EJP

Jews of Antwerp and Brussels disagree over Holocaust memorial street plaques

The ’stolpersteinen’’, or stumbling stones,are plaques installed in the street outside the last residence of Holocaust victims.

ANTWERP—The Jewish community of Antwerp opposes the installation of the so-called ‘’stolpersteinen’’, or stumbling stones, plaques that are installed in the street outside the last residence of Holocaust victims. The plaques, created by German artist Gunter Demnig in 1992, details the first and last names of Holocaust victims, the date of birth, date and place of deportation, and date of death in a Nazi extermination camp.

However, while such memorials have already been installed in more than 60,000 places across Europe, the Jewish community of Antwerp supports a decision by the city’s mayor Bart De Wever, head of the Flemish nationalist party NVA,  and the entire city council, to rather favor the erection of a Holocaust memorial bearing the names of all the Holocaust victims in Antwerp.   The Forum of Jewish organisations, which represents the Jewish community in Belgium’s Flemish region, denounces as ‘’illegal’’ the installation of these plaques, arguing that judaism doesn’t allow trampling on tombstones which is considered disrespectful for the deceased. Moreover, the group says, the area where the Holocaust victims lived is today home of many Muslim immigrants ‘’who might not be sensitive to such commemoration.’’

Some 40 kms south of Antwerp, in Brussels, the capital of Belgium, where the Jewish community is less religious, 200 memorial cobbelstones have already been installed at the initiative of the Association for the memory of the Shoah (AMS).
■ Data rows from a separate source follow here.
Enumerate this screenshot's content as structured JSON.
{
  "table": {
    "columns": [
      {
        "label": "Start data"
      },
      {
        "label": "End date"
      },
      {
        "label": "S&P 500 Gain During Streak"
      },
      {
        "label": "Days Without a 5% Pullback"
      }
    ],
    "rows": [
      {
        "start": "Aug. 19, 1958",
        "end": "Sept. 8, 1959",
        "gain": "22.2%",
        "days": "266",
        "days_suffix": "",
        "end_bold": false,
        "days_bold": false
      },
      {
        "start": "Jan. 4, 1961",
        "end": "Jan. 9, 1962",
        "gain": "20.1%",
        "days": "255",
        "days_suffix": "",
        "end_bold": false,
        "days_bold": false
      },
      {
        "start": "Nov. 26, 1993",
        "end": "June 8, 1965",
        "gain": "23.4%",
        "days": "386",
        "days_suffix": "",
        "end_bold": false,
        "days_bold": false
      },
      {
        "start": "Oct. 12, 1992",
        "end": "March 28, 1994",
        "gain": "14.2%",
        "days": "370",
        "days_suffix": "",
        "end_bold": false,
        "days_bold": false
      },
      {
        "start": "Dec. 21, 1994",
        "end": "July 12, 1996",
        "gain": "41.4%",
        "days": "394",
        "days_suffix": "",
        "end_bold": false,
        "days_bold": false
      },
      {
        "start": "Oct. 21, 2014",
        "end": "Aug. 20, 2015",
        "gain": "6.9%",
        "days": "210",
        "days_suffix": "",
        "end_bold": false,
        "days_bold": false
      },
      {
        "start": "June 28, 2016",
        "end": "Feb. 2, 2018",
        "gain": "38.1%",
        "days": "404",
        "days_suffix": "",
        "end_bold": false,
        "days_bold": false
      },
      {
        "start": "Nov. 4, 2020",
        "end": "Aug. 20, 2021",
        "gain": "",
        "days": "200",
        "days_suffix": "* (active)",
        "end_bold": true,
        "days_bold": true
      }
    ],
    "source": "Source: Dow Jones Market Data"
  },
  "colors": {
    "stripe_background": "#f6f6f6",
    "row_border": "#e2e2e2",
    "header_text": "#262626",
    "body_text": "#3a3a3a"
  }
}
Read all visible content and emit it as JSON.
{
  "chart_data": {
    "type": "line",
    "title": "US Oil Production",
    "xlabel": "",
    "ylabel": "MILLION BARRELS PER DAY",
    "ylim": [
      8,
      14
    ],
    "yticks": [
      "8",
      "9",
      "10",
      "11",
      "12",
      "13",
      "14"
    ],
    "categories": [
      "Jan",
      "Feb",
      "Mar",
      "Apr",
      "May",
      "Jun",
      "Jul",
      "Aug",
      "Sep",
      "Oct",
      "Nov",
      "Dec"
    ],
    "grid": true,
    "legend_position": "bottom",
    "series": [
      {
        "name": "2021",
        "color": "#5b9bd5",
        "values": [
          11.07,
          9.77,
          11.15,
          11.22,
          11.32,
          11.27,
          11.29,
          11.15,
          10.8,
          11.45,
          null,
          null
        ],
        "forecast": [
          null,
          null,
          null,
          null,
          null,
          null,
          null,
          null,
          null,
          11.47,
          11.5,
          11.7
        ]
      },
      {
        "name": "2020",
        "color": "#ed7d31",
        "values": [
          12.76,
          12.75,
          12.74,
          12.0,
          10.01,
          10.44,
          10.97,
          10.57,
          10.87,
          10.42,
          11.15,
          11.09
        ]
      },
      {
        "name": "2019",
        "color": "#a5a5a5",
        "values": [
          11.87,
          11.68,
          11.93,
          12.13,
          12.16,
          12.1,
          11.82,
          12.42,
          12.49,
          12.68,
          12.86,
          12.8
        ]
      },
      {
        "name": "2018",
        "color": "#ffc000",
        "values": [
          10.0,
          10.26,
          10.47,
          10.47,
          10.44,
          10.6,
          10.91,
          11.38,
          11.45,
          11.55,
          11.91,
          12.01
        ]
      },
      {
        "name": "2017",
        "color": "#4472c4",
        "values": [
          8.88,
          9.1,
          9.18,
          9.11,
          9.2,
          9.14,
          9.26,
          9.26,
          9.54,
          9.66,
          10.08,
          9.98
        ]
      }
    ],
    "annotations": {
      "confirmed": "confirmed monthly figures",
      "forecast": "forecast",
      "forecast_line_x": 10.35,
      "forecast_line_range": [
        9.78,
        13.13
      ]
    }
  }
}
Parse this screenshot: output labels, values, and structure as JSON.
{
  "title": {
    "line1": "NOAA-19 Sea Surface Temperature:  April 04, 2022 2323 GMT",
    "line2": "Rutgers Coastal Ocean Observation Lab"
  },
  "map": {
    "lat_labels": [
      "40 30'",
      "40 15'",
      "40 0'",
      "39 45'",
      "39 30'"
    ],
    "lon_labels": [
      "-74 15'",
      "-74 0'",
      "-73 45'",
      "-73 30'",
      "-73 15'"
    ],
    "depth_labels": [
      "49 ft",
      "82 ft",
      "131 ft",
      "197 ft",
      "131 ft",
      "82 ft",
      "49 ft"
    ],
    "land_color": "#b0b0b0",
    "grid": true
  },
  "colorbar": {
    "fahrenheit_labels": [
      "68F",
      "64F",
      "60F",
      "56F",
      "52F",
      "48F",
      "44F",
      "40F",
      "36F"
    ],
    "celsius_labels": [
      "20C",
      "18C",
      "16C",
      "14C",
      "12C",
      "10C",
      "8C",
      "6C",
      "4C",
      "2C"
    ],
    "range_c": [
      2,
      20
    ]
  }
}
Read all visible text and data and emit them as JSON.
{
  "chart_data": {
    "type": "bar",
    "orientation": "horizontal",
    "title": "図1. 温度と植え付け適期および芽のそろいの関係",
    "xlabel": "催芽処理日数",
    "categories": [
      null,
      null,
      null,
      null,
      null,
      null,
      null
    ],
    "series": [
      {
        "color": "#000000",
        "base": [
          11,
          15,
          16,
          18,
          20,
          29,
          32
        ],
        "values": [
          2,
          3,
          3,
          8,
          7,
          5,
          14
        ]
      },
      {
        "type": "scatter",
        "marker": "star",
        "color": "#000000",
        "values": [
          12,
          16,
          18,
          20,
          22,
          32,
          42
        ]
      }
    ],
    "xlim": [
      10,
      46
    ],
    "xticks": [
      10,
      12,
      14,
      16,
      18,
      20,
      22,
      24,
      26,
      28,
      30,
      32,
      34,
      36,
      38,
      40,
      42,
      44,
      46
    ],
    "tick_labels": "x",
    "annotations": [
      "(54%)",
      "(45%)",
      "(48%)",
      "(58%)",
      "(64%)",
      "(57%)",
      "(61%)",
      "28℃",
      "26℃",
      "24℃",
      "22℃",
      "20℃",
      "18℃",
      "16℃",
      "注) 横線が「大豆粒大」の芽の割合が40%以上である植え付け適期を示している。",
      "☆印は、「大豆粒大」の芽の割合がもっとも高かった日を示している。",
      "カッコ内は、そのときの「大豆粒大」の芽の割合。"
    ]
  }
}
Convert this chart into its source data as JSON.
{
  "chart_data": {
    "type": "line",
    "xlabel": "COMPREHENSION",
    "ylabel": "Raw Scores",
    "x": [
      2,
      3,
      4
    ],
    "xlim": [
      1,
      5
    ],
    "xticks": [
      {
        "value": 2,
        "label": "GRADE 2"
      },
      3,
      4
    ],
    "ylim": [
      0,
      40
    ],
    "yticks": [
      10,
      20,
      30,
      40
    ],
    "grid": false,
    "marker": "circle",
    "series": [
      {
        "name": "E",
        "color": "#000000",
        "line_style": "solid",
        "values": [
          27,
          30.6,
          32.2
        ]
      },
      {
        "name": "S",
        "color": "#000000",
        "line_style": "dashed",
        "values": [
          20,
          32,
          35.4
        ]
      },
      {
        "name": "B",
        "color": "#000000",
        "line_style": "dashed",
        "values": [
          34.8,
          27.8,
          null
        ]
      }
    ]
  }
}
Last Sunday, the association laid two “solpersteinen’’ without permission in Antwerp. The first, at the Pretoriastraat, in tribute to Emile Zuckerberg, arrested in Izieu (France) and murdered in Auschwitz.

The second, on the Stoomstraat, in honor of Keyla Gitla Szafirstein, a member of a family of Jewish resistance fighters. For the AMS, this was ‘’an act of civil disobedience’’. Antwerp and Munich are the only two cities in Europe hostile to the project, the say.

Moreover, they add, ‘’Antwerp is the only city where police have orchestrated raids against its Jewish population.’’

The association addressed a petition to the mayor of Antwerp that, they say, has collected more than 5,700 signatures, including 1,000 from city residents.